Dundalk boss Stephen Kenny has said he would consider it the "ultimate honour" to lead the Boys In Green.
Along with Mick McCarthy, the Lilywhites gaffer is one of the bookies' favourites to replace Martin O'Neill as Ireland manager.
He is up against five other potential contenders, including former Real Madrid manager and Manchester United coach Carlos Queiroz and former England managers Sven-Goran Eriksson and Sam Allardyce.
Speaking at a presentation in Dundalk, the 47-year-old said he had no "PR strategy" to secure the holy grail of jobs.
"I don't have a dream team. I think ultimately I'm a football coach and I have great respect for all the players at Dundalk and for everyone connected to the club.
"I think managing your country is the ultimate honour. If you offered me the job of managing Real Madrid or Barcelona or Ireland, I would choose to manage Ireland, because it's the greatest honour you can have as an Irishman."
Kenny's experience of the Irish league and his familiarity with the structure of the game would be a huge plus, yet McCarthy boasts top level experience in English club management and on the international stage as he pushes to return to the post.
Meanwhile, former England manager Sam Allardyce announced his interest in succeeding O'Neill.

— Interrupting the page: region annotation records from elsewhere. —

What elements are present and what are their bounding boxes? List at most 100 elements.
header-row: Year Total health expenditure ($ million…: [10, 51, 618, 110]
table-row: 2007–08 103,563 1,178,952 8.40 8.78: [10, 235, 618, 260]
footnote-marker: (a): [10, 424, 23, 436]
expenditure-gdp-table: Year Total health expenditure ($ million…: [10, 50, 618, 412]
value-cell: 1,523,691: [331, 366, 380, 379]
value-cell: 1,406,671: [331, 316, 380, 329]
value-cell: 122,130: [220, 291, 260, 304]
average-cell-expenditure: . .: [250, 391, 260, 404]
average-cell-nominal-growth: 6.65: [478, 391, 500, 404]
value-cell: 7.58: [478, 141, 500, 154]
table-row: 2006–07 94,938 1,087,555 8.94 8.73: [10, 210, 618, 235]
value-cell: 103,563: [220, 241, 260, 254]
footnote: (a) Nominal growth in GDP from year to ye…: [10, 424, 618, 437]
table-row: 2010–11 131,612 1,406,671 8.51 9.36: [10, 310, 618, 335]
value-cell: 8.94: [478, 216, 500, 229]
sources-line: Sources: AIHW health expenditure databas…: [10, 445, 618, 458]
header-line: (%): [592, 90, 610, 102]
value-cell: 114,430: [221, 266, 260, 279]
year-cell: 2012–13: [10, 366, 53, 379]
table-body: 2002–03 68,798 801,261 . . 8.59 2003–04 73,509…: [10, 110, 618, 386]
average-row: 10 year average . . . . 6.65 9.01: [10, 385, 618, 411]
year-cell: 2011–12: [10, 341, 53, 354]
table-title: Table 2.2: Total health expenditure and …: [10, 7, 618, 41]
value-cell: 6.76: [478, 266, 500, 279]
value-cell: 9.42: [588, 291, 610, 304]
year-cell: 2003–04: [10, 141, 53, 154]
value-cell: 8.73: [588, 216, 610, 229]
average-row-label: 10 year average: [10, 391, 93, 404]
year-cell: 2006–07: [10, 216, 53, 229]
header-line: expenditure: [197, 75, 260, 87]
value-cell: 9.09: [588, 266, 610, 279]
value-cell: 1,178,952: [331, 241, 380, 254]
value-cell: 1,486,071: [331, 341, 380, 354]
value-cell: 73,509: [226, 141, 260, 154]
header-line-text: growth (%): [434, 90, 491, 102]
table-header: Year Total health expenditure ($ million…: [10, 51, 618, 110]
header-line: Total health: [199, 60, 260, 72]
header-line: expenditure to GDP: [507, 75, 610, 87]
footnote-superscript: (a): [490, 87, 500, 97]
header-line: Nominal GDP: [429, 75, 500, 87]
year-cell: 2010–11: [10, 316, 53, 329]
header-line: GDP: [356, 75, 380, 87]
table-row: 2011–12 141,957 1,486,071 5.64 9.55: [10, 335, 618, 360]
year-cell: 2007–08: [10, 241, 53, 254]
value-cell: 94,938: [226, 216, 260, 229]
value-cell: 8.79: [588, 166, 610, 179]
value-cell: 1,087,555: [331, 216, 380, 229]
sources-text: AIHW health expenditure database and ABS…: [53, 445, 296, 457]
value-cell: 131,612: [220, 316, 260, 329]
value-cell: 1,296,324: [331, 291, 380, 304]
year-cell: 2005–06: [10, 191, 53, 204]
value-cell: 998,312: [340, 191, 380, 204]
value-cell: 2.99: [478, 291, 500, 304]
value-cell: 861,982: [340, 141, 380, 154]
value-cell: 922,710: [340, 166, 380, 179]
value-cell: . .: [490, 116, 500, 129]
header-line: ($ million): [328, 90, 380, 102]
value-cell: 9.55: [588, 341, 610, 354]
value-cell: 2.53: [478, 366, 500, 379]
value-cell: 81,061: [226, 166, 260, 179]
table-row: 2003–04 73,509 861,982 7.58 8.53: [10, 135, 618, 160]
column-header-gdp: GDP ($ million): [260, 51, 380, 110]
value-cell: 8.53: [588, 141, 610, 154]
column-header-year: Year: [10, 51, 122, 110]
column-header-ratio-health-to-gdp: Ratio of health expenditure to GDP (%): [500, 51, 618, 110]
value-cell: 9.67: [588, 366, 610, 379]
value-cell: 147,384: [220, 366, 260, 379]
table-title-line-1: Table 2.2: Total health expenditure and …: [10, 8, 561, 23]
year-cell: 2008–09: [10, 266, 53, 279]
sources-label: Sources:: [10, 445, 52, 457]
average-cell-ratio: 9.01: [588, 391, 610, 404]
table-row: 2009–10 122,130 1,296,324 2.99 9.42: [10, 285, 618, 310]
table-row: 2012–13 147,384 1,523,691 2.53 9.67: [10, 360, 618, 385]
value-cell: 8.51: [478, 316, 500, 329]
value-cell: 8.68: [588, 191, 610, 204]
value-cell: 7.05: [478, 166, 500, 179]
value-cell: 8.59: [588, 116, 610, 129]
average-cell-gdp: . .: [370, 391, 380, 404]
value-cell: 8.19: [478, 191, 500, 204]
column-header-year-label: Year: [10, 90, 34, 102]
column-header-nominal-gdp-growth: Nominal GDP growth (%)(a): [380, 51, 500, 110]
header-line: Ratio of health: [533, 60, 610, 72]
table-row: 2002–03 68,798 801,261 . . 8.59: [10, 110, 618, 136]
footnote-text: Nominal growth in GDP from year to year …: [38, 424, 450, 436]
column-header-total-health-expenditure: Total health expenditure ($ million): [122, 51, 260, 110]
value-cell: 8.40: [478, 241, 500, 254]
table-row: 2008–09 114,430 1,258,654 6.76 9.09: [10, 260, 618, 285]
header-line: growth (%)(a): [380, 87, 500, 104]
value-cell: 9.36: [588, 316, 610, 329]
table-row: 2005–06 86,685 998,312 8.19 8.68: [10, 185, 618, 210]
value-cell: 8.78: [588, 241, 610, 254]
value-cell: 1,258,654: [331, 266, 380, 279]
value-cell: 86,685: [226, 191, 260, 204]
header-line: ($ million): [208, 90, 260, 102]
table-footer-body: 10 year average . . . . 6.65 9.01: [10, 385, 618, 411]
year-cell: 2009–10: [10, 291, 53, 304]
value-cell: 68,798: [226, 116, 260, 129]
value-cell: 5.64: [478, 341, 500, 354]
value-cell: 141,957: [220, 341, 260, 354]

After Brighton boss Chris Hughton ruled himself out of the running, ex-Limerick boss Allardyce let it be known that he would like to be considered by FAI officials for their top coaching job.
Allardyce has been out of work since he was sacked by Everton at the end of last season.
He has expressed a desire to have a second shot at international management after his spell with England came to an abrupt end in 2016 when he was caught out in a newspaper sting.
"International football is completely different from Premier League football," he said last year.
"Having worked at seven clubs and kept four of them up after coming in midway through the season, what more can I achieve?
"Manchester United, Chelsea and Arsenal aren't going to come for me, so maybe international football would be a challenge I'd be willing to take.
"It would depend on the opportunity and how successful that international team can be."